Tuesday, January 10, 2017
Exeter Chiefs second rower Geoff Parling was knocked unconscious early on in the draw with Saracens, as both Brad Barritt and Richard Barrington made contact with his head in a high tackle. Both players will appear before a disciplinary hearing this evening.
Barrington was shown a red card on the spot, while Barritt was lucky to continue playing.
As we've already covered, in an effort to further protect players, World Rugby has stengthened its directives on contact with the head or neck area.
As with any rule change, confusion can be the result until referees, coaches, and players all have an opportunity to sort through any issues on the field. This can lead to extreme frustration from fans as we're left wondering how the changes will be enforced.
However, some have argued that the laws should not be seen as new, and that players should already know what to expect.
This situation has already played itself out on the field more than once.

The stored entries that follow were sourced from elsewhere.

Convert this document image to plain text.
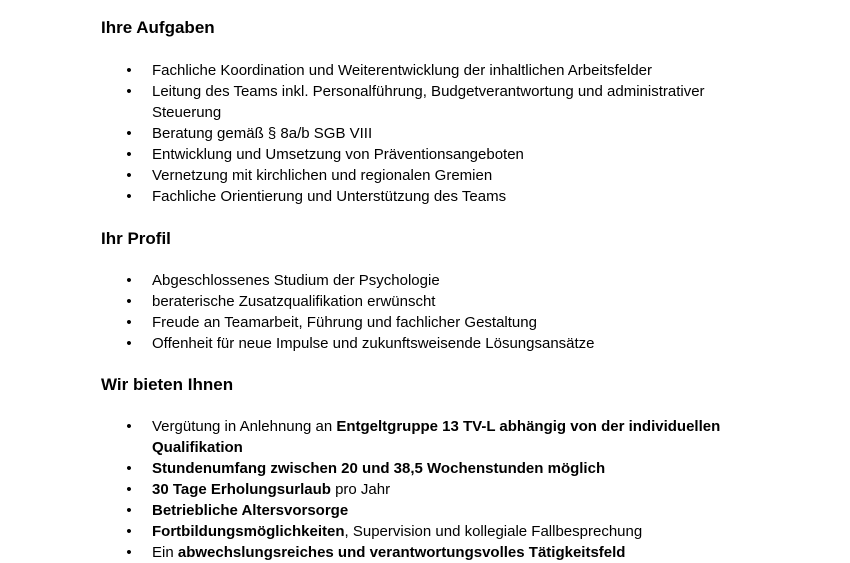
Ihre Aufgaben
• Fachliche Koordination und Weiterentwicklung der inhaltlichen Arbeitsfelder
• Leitung des Teams inkl. Personalführung, Budgetverantwortung und administrativer Steuerung
• Beratung gemäß § 8a/b SGB VIII
• Entwicklung und Umsetzung von Präventionsangeboten
• Vernetzung mit kirchlichen und regionalen Gremien
• Fachliche Orientierung und Unterstützung des Teams
Ihr Profil
• Abgeschlossenes Studium der Psychologie
• beraterische Zusatzqualifikation erwünscht
• Freude an Teamarbeit, Führung und fachlicher Gestaltung
• Offenheit für neue Impulse und zukunftsweisende Lösungsansätze
Wir bieten Ihnen
• Vergütung in Anlehnung an Entgeltgruppe 13 TV-L abhängig von der individuellen Qualifikation
• Stundenumfang zwischen 20 und 38,5 Wochenstunden möglich
• 30 Tage Erholungsurlaub pro Jahr
• Betriebliche Altersvorsorge
• Fortbildungsmöglichkeiten, Supervision und kollegiale Fallbesprechung
• Ein abwechslungsreiches und verantwortungsvolles Tätigkeitsfeld
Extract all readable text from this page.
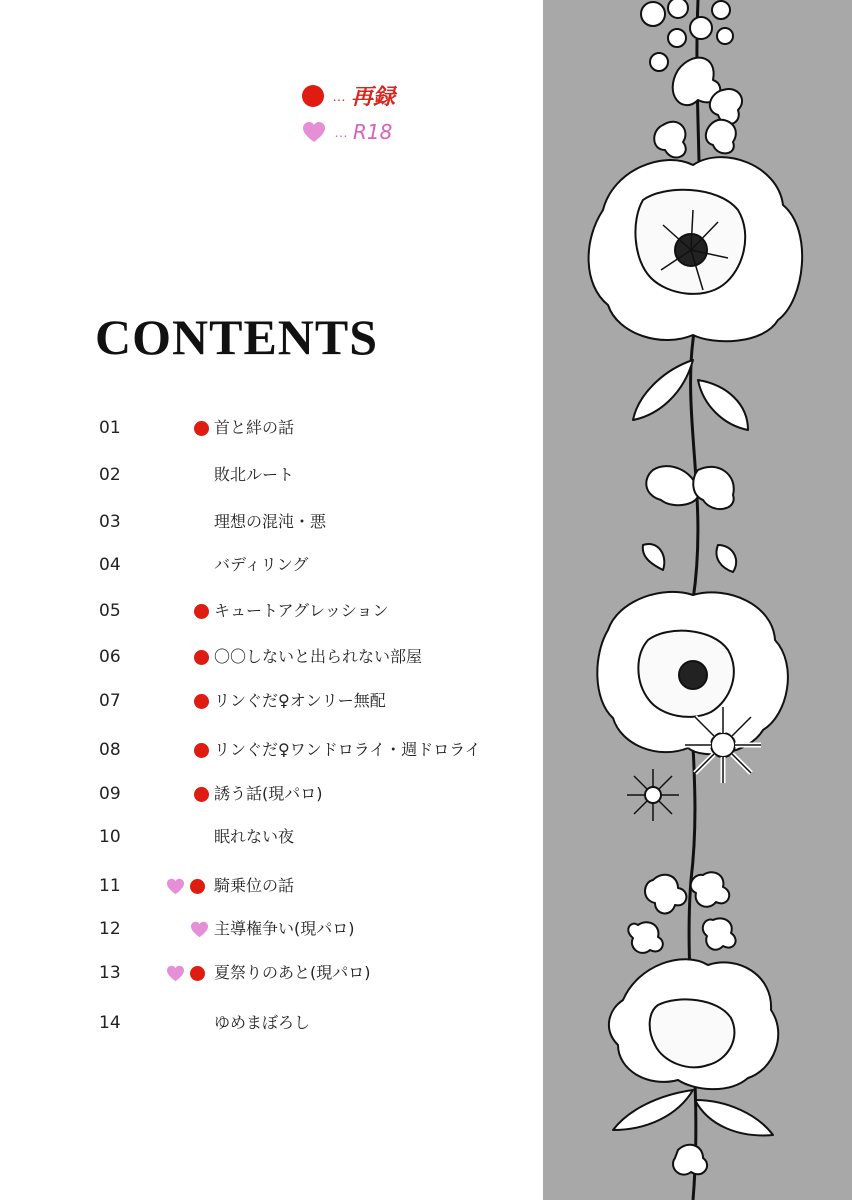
… 再録
… R18
CONTENTS
01	首と絆の話
02	敗北ルート
03	理想の混沌・悪
04	バディリング
05	キュートアグレッション
06	〇〇しないと出られない部屋
07	リンぐだ♀オンリー無配
08	リンぐだ♀ワンドロライ・週ドロライ
09	誘う話(現パロ)
10	眠れない夜
11	騎乗位の話
12	主導権争い(現パロ)
13	夏祭りのあと(現パロ)
14	ゆめまぼろし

Over the weekend we saw more examples of this as Ulster's Sean Reidy was yellow-carded for a high challenge on Scarlets' scrum half Aled Davis. Also, shown in this clip below, the high challenge from both Barritt and Barrington, leading to Parling being carried off the field on a stretcher.
What has been particularly challenging is how to address the laws if the tackled player has lowered their body position before contact. This was the case for Davis and appears to be the case for Parling as well.
Having reviewed the hit multiple times, referee Ian Tempest was content to let Barritt off with a warning, but issued Barrington the red card. Most would argue that Barritt should have also received at least a yellow card.
The Saracens duo have since been cited, and will appear before an RFU Disciplinary panel in London on Tuesday evening. Barrington has been charged with dangerous charging, contrary to law 10.4(g), while Barritt has been charged with dangerous tackling, contrary to law 10.4(e).
As the rugby world seeks to adapt to the new directives, there are sure to be more situations like this in the coming weeks and months.